El bobotie tiene un perfil de sabor único dulce-salado-especiado distinto de la mayoría de los platos de carne occidentales. Las especias de curry aportan calidez, las pasas y la mermelada de albaricoque añaden una suave frutosidad, y el vinagre proporciona equilibrio. El flan de huevo de la parte superior es suave y cremoso, contrastando con la carne audazmente especiada de debajo. Es reconfortante, aromático y profundamente satisfactorio.
Sí: reduce la mermelada de albaricoque a 1 cucharadita y omite las pasas para una versión más salada. Sin embargo, el dulzor suave es una característica definitoria del bobotie auténtico y lo que lo distingue de un simple horneado de carne al curry. Si el equilibrio te preocupa, empieza con la receta completa y ajústalo a tu gusto la próxima vez.
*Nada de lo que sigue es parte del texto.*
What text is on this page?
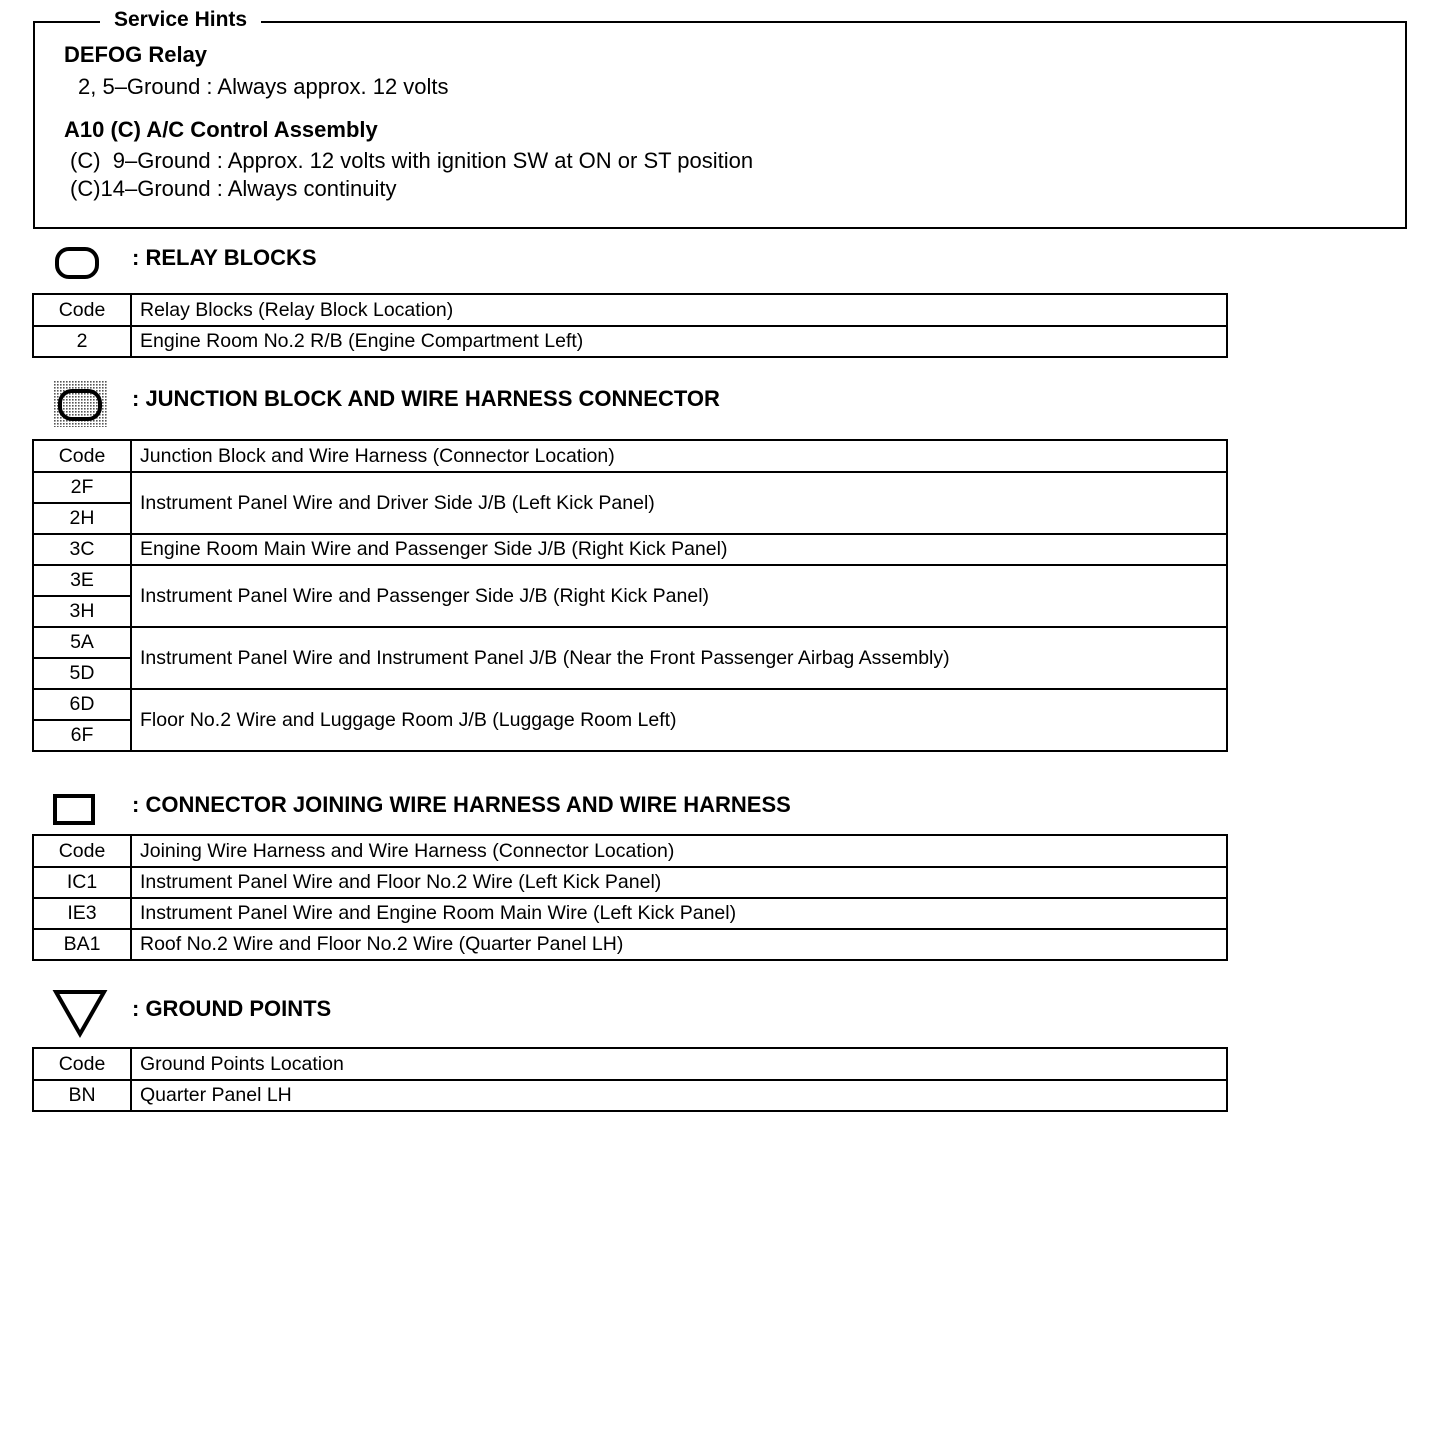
Service Hints
DEFOG Relay
2, 5–Ground : Always approx. 12 volts
A10 (C) A/C Control Assembly
(C)  9–Ground : Approx. 12 volts with ignition SW at ON or ST position
(C)14–Ground : Always continuity
: RELAY BLOCKS
Code	Relay Blocks (Relay Block Location)
2	Engine Room No.2 R/B (Engine Compartment Left)
: JUNCTION BLOCK AND WIRE HARNESS CONNECTOR
Code	Junction Block and Wire Harness (Connector Location)
2F	Instrument Panel Wire and Driver Side J/B (Left Kick Panel)
2H	
3C	Engine Room Main Wire and Passenger Side J/B (Right Kick Panel)
3E	Instrument Panel Wire and Passenger Side J/B (Right Kick Panel)
3H	
5A	Instrument Panel Wire and Instrument Panel J/B (Near the Front Passenger Airbag Assembly)
5D	
6D	Floor No.2 Wire and Luggage Room J/B (Luggage Room Left)
6F	
: CONNECTOR JOINING WIRE HARNESS AND WIRE HARNESS
Code	Joining Wire Harness and Wire Harness (Connector Location)
IC1	Instrument Panel Wire and Floor No.2 Wire (Left Kick Panel)
IE3	Instrument Panel Wire and Engine Room Main Wire (Left Kick Panel)
BA1	Roof No.2 Wire and Floor No.2 Wire (Quarter Panel LH)
: GROUND POINTS
Code	Ground Points Location
BN	Quarter Panel LH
El arroz amarillo (cocido con cúrcuma y pasas) es el acompañamiento clásico, junto con el Chutney Original de Mrs. Ball, un chutney de fruta dulce sudafricano icónico del plato. Una simple ensalada o sambal (tomate, cebolla y chile picados) también es común. Las rodajas de plátano al lado son un adorno tradicional en recetas más antiguas.
Sí: la mayoría de los componentes se pueden preparar hasta un día antes y refrigerar por separado. Recalienta suavemente y monta justo antes de servir para que las texturas se mantengan distintas.